Havia uma distância imensa entre Bella e eu quando o carro partiu. Apesar de estarmos apenas sentadas em cantos opostos do banco de trás, só alguns centímetros nos separando, quando minha irmã se encolheu e encostou a cabeça no vidro escuro, entendi que não devia cruzar aquele espaço. Não era fácil vê-la chorando, mas parte de mim também se perguntava… O quanto dela se arrependia do que dissera em casa? O quanto de suas palavras era verdade?

Quando me mudei para Forks, Bella tinha só doze anos. Ela me pediu para ficar, se recusou a me entregar minha bolsa quando estava prestes a embarcar… Mas nunca me disse que era um erro estúpido. Não, essas palavras eu ouvi de Renée e soube que estava fazendo talvez não a coisa certa, mas a necessária.

Talvez Bella só estivesse repetindo aquilo para atingir Charlie, para tocar na ferida que nunca tinha se fechado, só uma desculpa para conseguir sair e deixá-lo seguro… Talvez ela não olhasse direito para mim por vergonha, talvez não pedisse desculpas por isso. Ela não poderia querer dizer aquilo.

Fechei os olhos e encostei minha cabeça no vidro também, tentando dormir um pouco. Tinha coisas demais passando pela cabeça, problemas demais. Escapar por algumas horas — ou até menos, não seria gananciosa, dez minutos estaria bom — era tudo o que precisava. Sem sonhos, mas também sem o pesadelo de estar acordada.

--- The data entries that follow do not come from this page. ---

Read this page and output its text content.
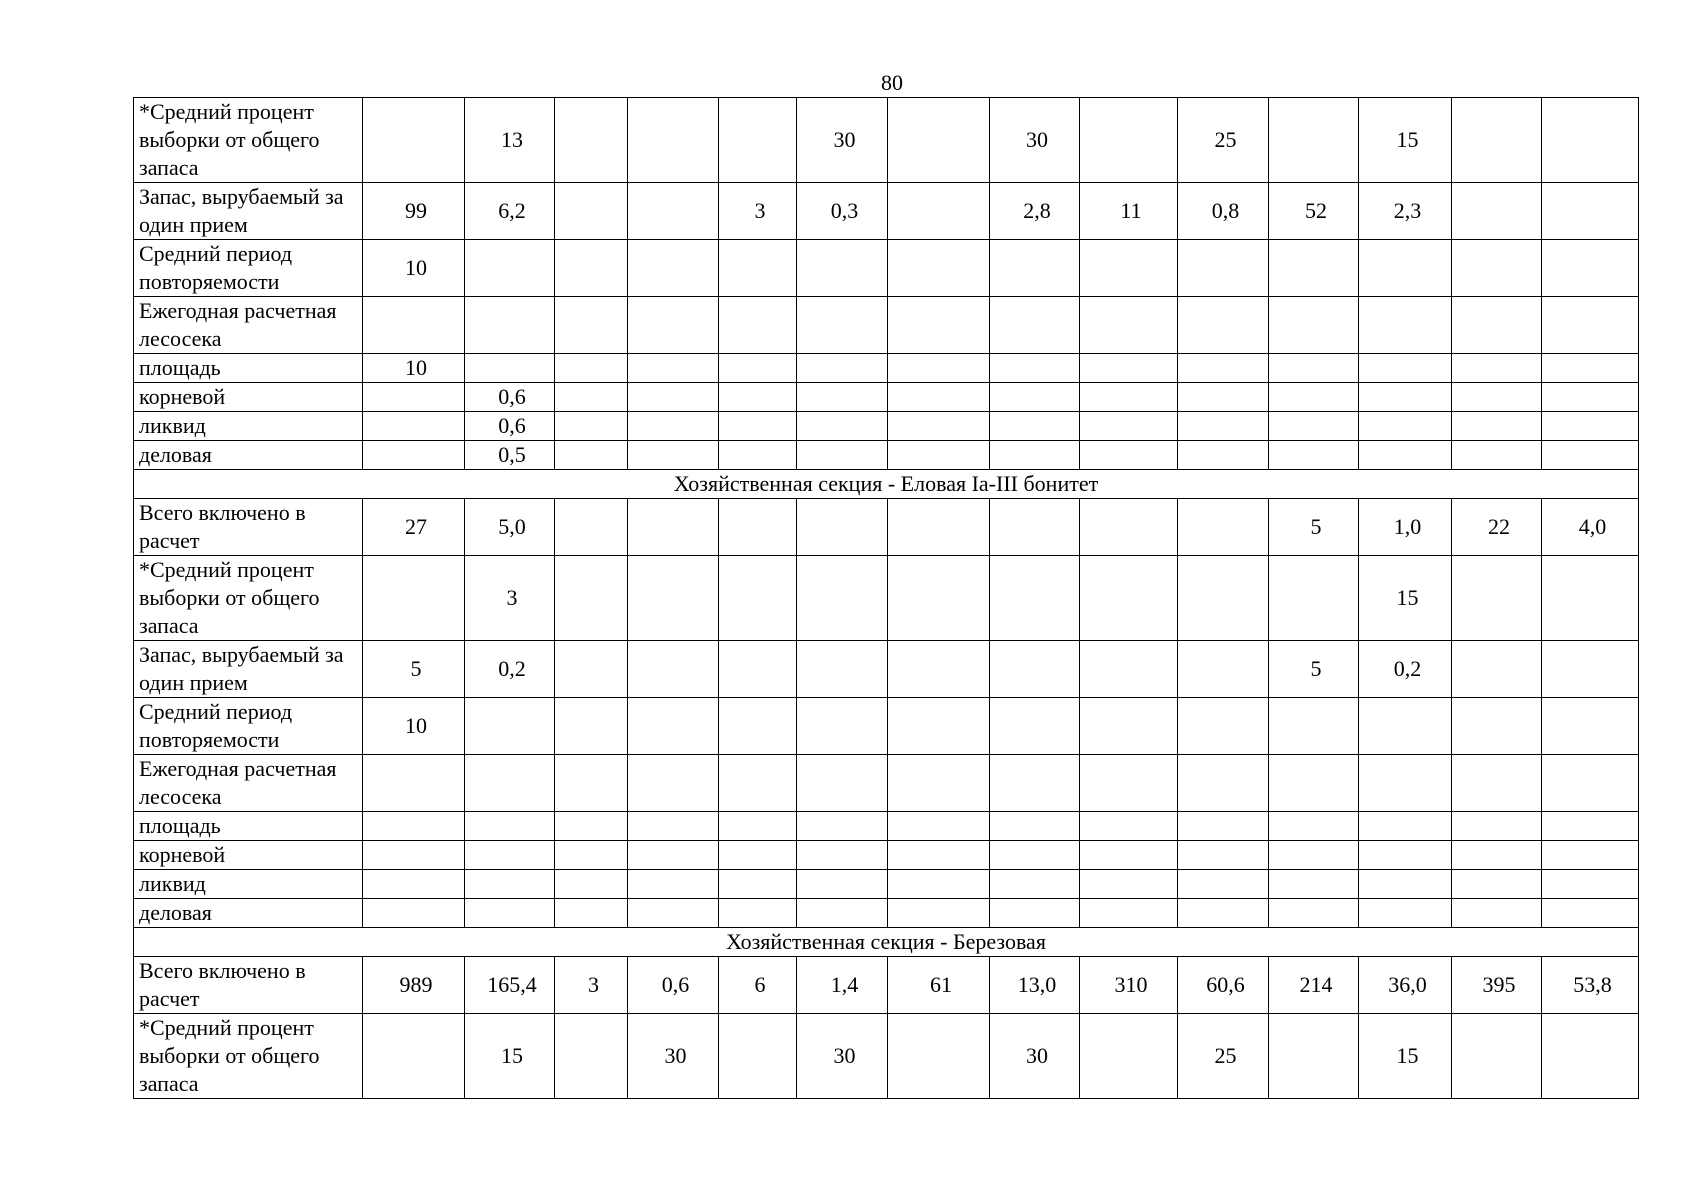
80
*Средний процент выборки от общего запаса		13				30		30		25		15		
Запас, вырубаемый за один прием	99	6,2			3	0,3		2,8	11	0,8	52	2,3		
Средний период повторяемости	10													
Ежегодная расчетная лесосека														
площадь	10													
корневой		0,6												
ликвид		0,6												
деловая		0,5												
Хозяйственная секция - Еловая Ia-III бонитет														
Всего включено в расчет	27	5,0									5	1,0	22	4,0
*Средний процент выборки от общего запаса		3										15		
Запас, вырубаемый за один прием	5	0,2									5	0,2		
Средний период повторяемости	10													
Ежегодная расчетная лесосека														
площадь														
корневой														
ликвид														
деловая														
Хозяйственная секция - Березовая														
Всего включено в расчет	989	165,4	3	0,6	6	1,4	61	13,0	310	60,6	214	36,0	395	53,8
*Средний процент выборки от общего запаса		15		30		30		30		25		15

Só que fechar os olhos não impedia as coisas que queria afastar de rastejarem para a frente de minha mente, demandando atenção. Na verdade, tornava mal fácil para elas. Tudo era uma profusão. Pensamentos, vozes, rostos…

“Não podem ir agora.”

“Ele se considera um caçador e mais nada. Sua existência é consumida com a caça e tudo o que ele quer da vida é um desafio.”

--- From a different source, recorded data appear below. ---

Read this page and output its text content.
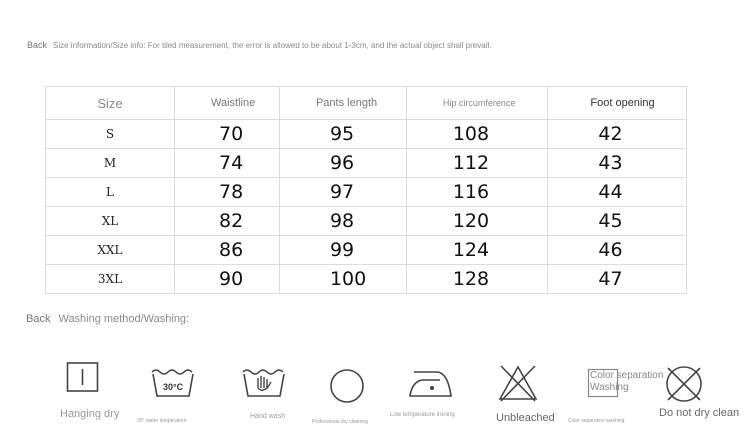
Back Size information/Size info: For tiled measurement, the error is allowed to be about 1-3cm, and the actual object shall prevail.
Size	Waistline	Pants length	Hip circumference	Foot opening
S	70	95	108	42
M	74	96	112	43
L	78	97	116	44
XL	82	98	120	45
XXL	86	99	124	46
3XL	90	100	128	47
Back Washing method/Washing:
Hanging dry
30°C
30° water temperature
Hand wash
Professional dry cleaning
Low temperature ironing	Unbleached
Color separation Washing
Color separation washing
Do not dry clean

“Vocês duas são o novo objetivo dele.”

“É mais pela Tris.”

“Se cuida.”

“Eu te amo.”

De repente, uma onda quente e suave de paz e cansaço estendeu seus braços sobre mim, pesando os olhos e a cabeça. Como quando se é criança e dorme no carro, então sente-se ser erguido e a próxima coisa que sabe é que está em um lugar macio, coberto, e não há preocupação nenhuma no mundo além de voltar para o sono profundo. Bocejei e tive um vislumbre de dois olhos dourados no retrovisor antes de apagar.

• • •


Não tinha ideia do quão estava cansada até acordar e ver que as árvores que passavam velozes pela janela tinham sido substituídas pela paisagem quase vazia e desértica do sudoeste americano. Com as montanhas de topos planos, os arbustos de galhos finos e cactos. Muitos cactos. Mas ainda estava escuro… Não, estava escuro de novo. Era o dia seguinte? Eu dormi por um dia? Uma viagem de carro até o Arizona deveria durar três dias, mas eu não podia ter dormido tanto assim… Além disso, estávamos indo tão rápido que em três dias estaríamos saindo do México.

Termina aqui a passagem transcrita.